Although the track hasn't been set on the garden railroad, this simple vignette was staged for the wonderful photo-op that mother nature provided on the day after Christmas. The locomotive and two-bay hoppers are from Aristo-Craft. The evergreens along the track are two of the Dwarf Alberta spruces that were featured a few days ago. They are still in the plastic containers in which they arrived.

Wednesday, December 22, 2010

More Dirt Work

Working on the railroad can sometimes take time, especially around the holidays.  Building a stacked-stone retaining wall allows the action of the railroad to be elevated to the water level of the pond while bringing the action of the railroad closer to the eye of the audience.  Raising the railway action also separates the garden railroad from insidious Bermuda grass, which is an aggressive scale replica of kudzu.  The less maintenance required for the railroad, the greater the time to enjoy it.  Aging knees and backs also like having the action elevated!

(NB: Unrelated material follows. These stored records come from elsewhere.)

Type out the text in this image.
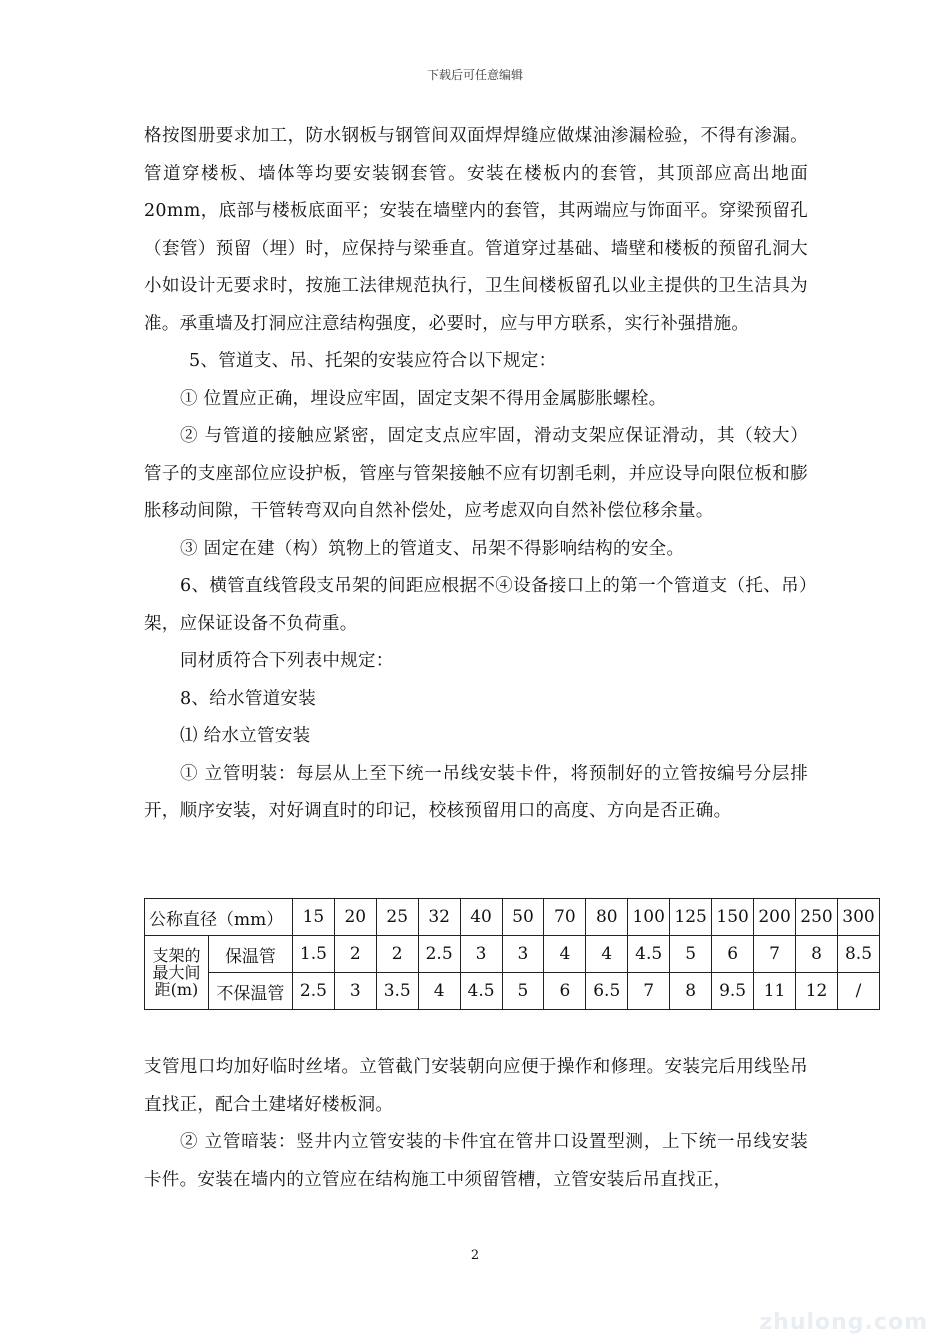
下载后可任意编辑

格按图册要求加工，防水钢板与钢管间双面焊焊缝应做煤油渗漏检验，不得有渗漏。管道穿楼板、墙体等均要安装钢套管。安装在楼板内的套管，其顶部应高出地面20mm，底部与楼板底面平；安装在墙壁内的套管，其两端应与饰面平。穿梁预留孔（套管）预留（埋）时，应保持与梁垂直。管道穿过基础、墙壁和楼板的预留孔洞大小如设计无要求时，按施工法律规范执行，卫生间楼板留孔以业主提供的卫生洁具为准。承重墙及打洞应注意结构强度，必要时，应与甲方联系，实行补强措施。

5、管道支、吊、托架的安装应符合以下规定：

① 位置应正确，埋设应牢固，固定支架不得用金属膨胀螺栓。

② 与管道的接触应紧密，固定支点应牢固，滑动支架应保证滑动，其（较大）管子的支座部位应设护板，管座与管架接触不应有切割毛刺，并应设导向限位板和膨胀移动间隙，干管转弯双向自然补偿处，应考虑双向自然补偿位移余量。

③ 固定在建（构）筑物上的管道支、吊架不得影响结构的安全。

6、横管直线管段支吊架的间距应根据不④设备接口上的第一个管道支（托、吊）架，应保证设备不负荷重。

同材质符合下列表中规定：

8、给水管道安装

⑴ 给水立管安装

① 立管明装：每层从上至下统一吊线安装卡件，将预制好的立管按编号分层排开，顺序安装，对好调直时的印记，校核预留用口的高度、方向是否正确。

公称直径（mm）		15	20	25	32	40	50	70	80	100	125	150	200	250	300
支架的最大间距(m)	保温管	1.5	2	2	2.5	3	3	4	4	4.5	5	6	7	8	8.5
	不保温管	2.5	3	3.5	4	4.5	5	6	6.5	7	8	9.5	11	12	/

支管甩口均加好临时丝堵。立管截门安装朝向应便于操作和修理。安装完后用线坠吊直找正，配合土建堵好楼板洞。

② 立管暗装：竖井内立管安装的卡件宜在管井口设置型测，上下统一吊线安装卡件。安装在墙内的立管应在结构施工中须留管槽，立管安装后吊直找正，

2
zhulong.com
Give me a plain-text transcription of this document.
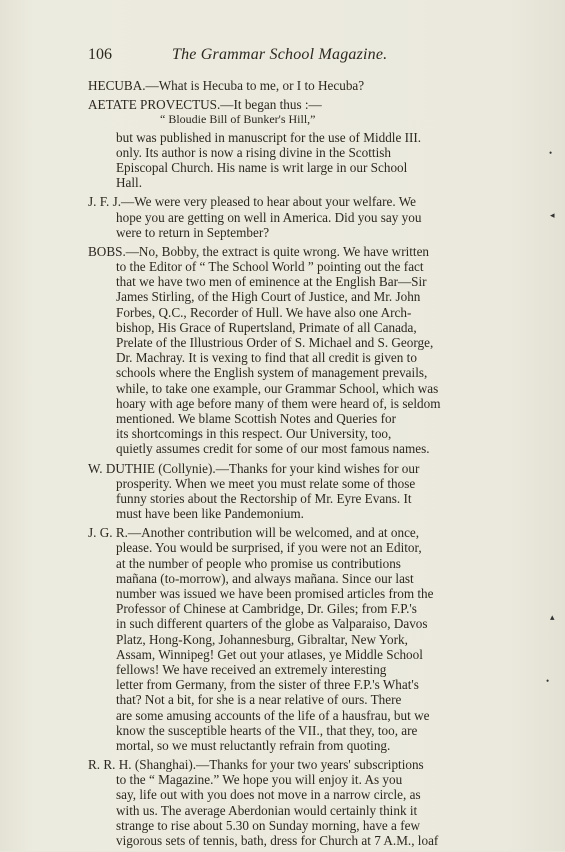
106	The Grammar School Magazine.
HECUBA.—What is Hecuba to me, or I to Hecuba?
AETATE PROVECTUS.—It began thus :—
“ Bloudie Bill of Bunker's Hill,”
but was published in manuscript for the use of Middle III.
only. Its author is now a rising divine in the Scottish
Episcopal Church. His name is writ large in our School
Hall.
J. F. J.—We were very pleased to hear about your welfare. We
hope you are getting on well in America. Did you say you
were to return in September?
BOBS.—No, Bobby, the extract is quite wrong. We have written
to the Editor of “ The School World ” pointing out the fact
that we have two men of eminence at the English Bar—Sir
James Stirling, of the High Court of Justice, and Mr. John
Forbes, Q.C., Recorder of Hull. We have also one Arch-
bishop, His Grace of Rupertsland, Primate of all Canada,
Prelate of the Illustrious Order of S. Michael and S. George,
Dr. Machray. It is vexing to find that all credit is given to
schools where the English system of management prevails,
while, to take one example, our Grammar School, which was
hoary with age before many of them were heard of, is seldom
mentioned. We blame Scottish Notes and Queries for
its shortcomings in this respect. Our University, too,
quietly assumes credit for some of our most famous names.
W. DUTHIE (Collynie).—Thanks for your kind wishes for our
prosperity. When we meet you must relate some of those
funny stories about the Rectorship of Mr. Eyre Evans. It
must have been like Pandemonium.
J. G. R.—Another contribution will be welcomed, and at once,
please. You would be surprised, if you were not an Editor,
at the number of people who promise us contributions
mañana (to-morrow), and always mañana. Since our last
number was issued we have been promised articles from the
Professor of Chinese at Cambridge, Dr. Giles; from F.P.'s
in such different quarters of the globe as Valparaiso, Davos
Platz, Hong-Kong, Johannesburg, Gibraltar, New York,
Assam, Winnipeg! Get out your atlases, ye Middle School
fellows! We have received an extremely interesting
letter from Germany, from the sister of three F.P.'s What's
that? Not a bit, for she is a near relative of ours. There
are some amusing accounts of the life of a hausfrau, but we
know the susceptible hearts of the VII., that they, too, are
mortal, so we must reluctantly refrain from quoting.
R. R. H. (Shanghai).—Thanks for your two years' subscriptions
to the “ Magazine.” We hope you will enjoy it. As you
say, life out with you does not move in a narrow circle, as
with us. The average Aberdonian would certainly think it
strange to rise about 5.30 on Sunday morning, have a few
vigorous sets of tennis, bath, dress for Church at 7 A.M., loaf
•
◂
▴
•
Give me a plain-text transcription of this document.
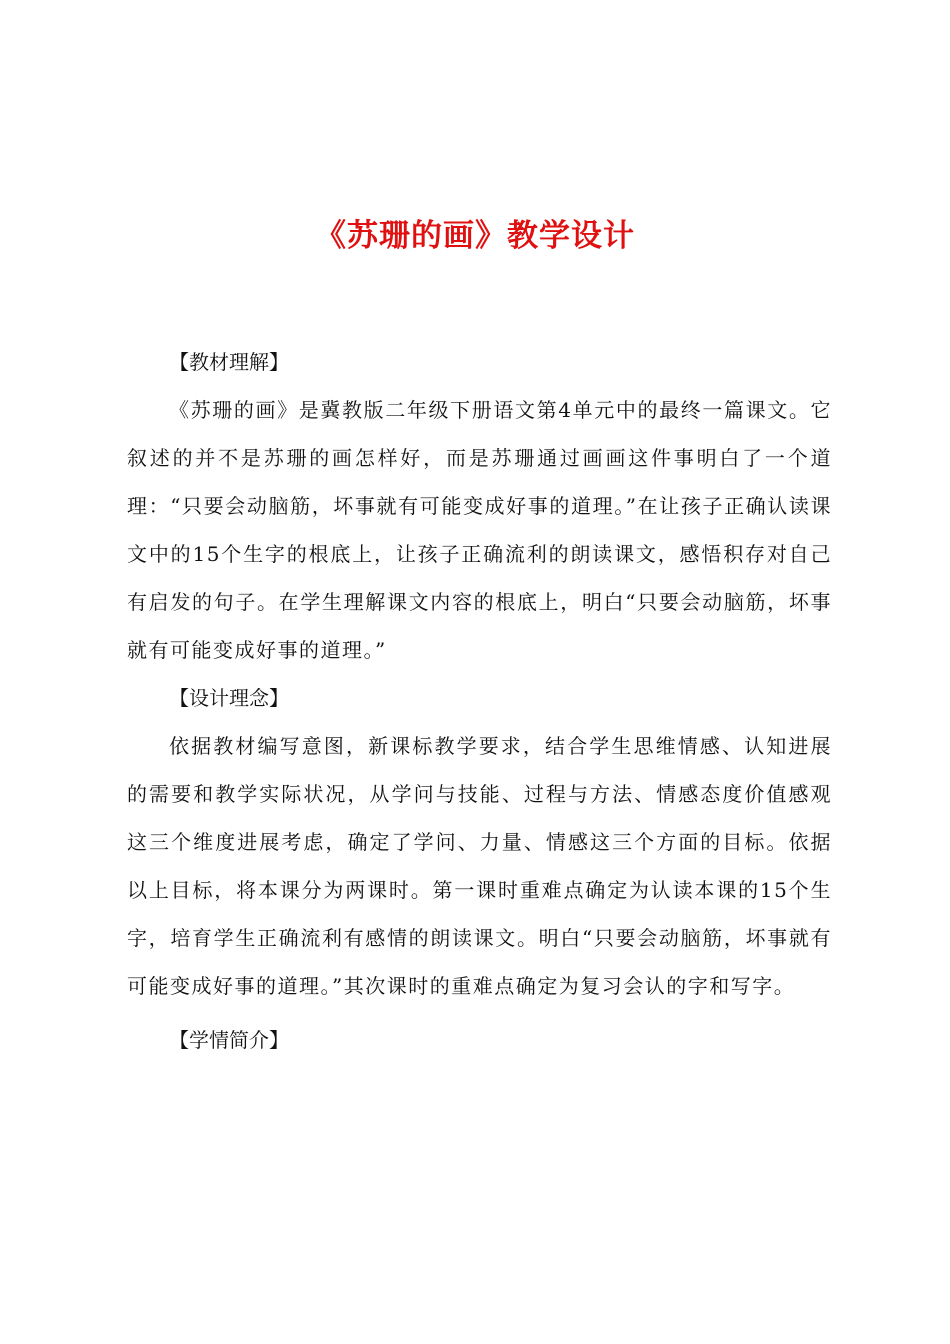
《苏珊的画》教学设计

【教材理解】

《苏珊的画》是冀教版二年级下册语文第4单元中的最终一篇课文。它叙述的并不是苏珊的画怎样好，而是苏珊通过画画这件事明白了一个道理：“只要会动脑筋，坏事就有可能变成好事的道理。”在让孩子正确认读课文中的15个生字的根底上，让孩子正确流利的朗读课文，感悟积存对自己有启发的句子。在学生理解课文内容的根底上，明白“只要会动脑筋，坏事就有可能变成好事的道理。”

【设计理念】

依据教材编写意图，新课标教学要求，结合学生思维情感、认知进展的需要和教学实际状况，从学问与技能、过程与方法、情感态度价值感观这三个维度进展考虑，确定了学问、力量、情感这三个方面的目标。依据以上目标，将本课分为两课时。第一课时重难点确定为认读本课的15个生字，培育学生正确流利有感情的朗读课文。明白“只要会动脑筋，坏事就有可能变成好事的道理。”其次课时的重难点确定为复习会认的字和写字。

【学情简介】
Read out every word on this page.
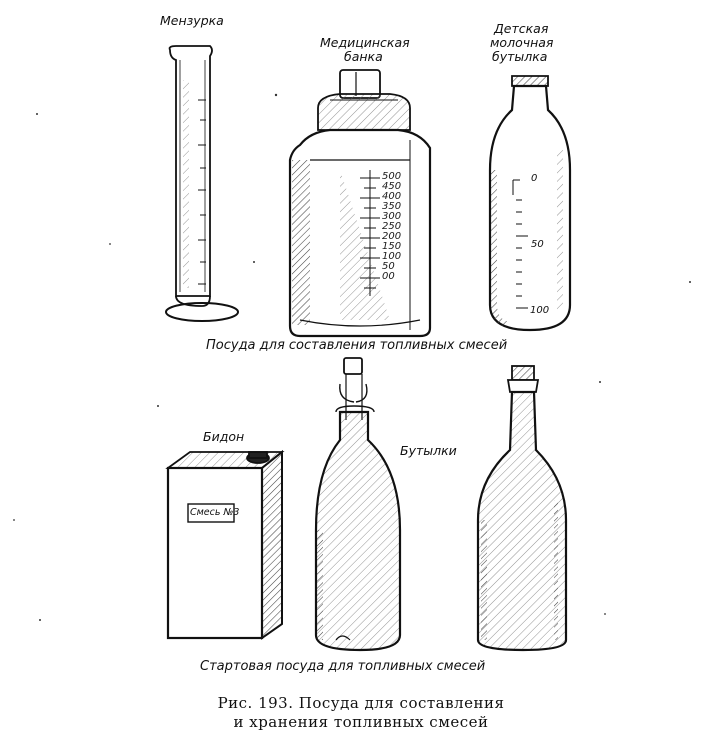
Мензурка
Медицинская
банка
Детская
молочная
бутылка
500
450
400
350
300
250
200
150
100
50
00
0
50
100
Посуда для составления топливных смесей
Бидон
Бутылки
Смесь №3
Стартовая посуда для топливных смесей
Рис. 193. Посуда для составления
и хранения топливных смесей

Thirteen 40' Tall Living Christmas Trees

Thirteen 40' tall spruce trees in time for Christmas?  Well, in 1:29 scale, they are 40 feet tall.  Each of these beautiful miniature Christmas trees is actually a Dwarf Alberta Spruce (Picea glauca 'Conica').  These are very popular items for garden railroad themes due to their true conical evergreen appearance, flexibility and availability.  A one-gallon size will set you back around $8 each, however the key to successful yet affordable garden railroading is to never pay full retail.  These were purchased back in August from a DIY retailer for $1 each.  They were puny and suffered from a lack of daily watering.  They bounced back strongly with a little love, regular watering and placement in an area of the garden where they did not get direct sun when it was still hot or direct exposure to the first heavy frosts or a spray from a marking dog with a lifted leg!  These will be planted in a random group to replicate a natural evergreen forest.  Many towns across the American south were founded upon evergreen forests, especially along the L&N railroad. Brewton and Evergreen, Alabama are a couple that come to mind.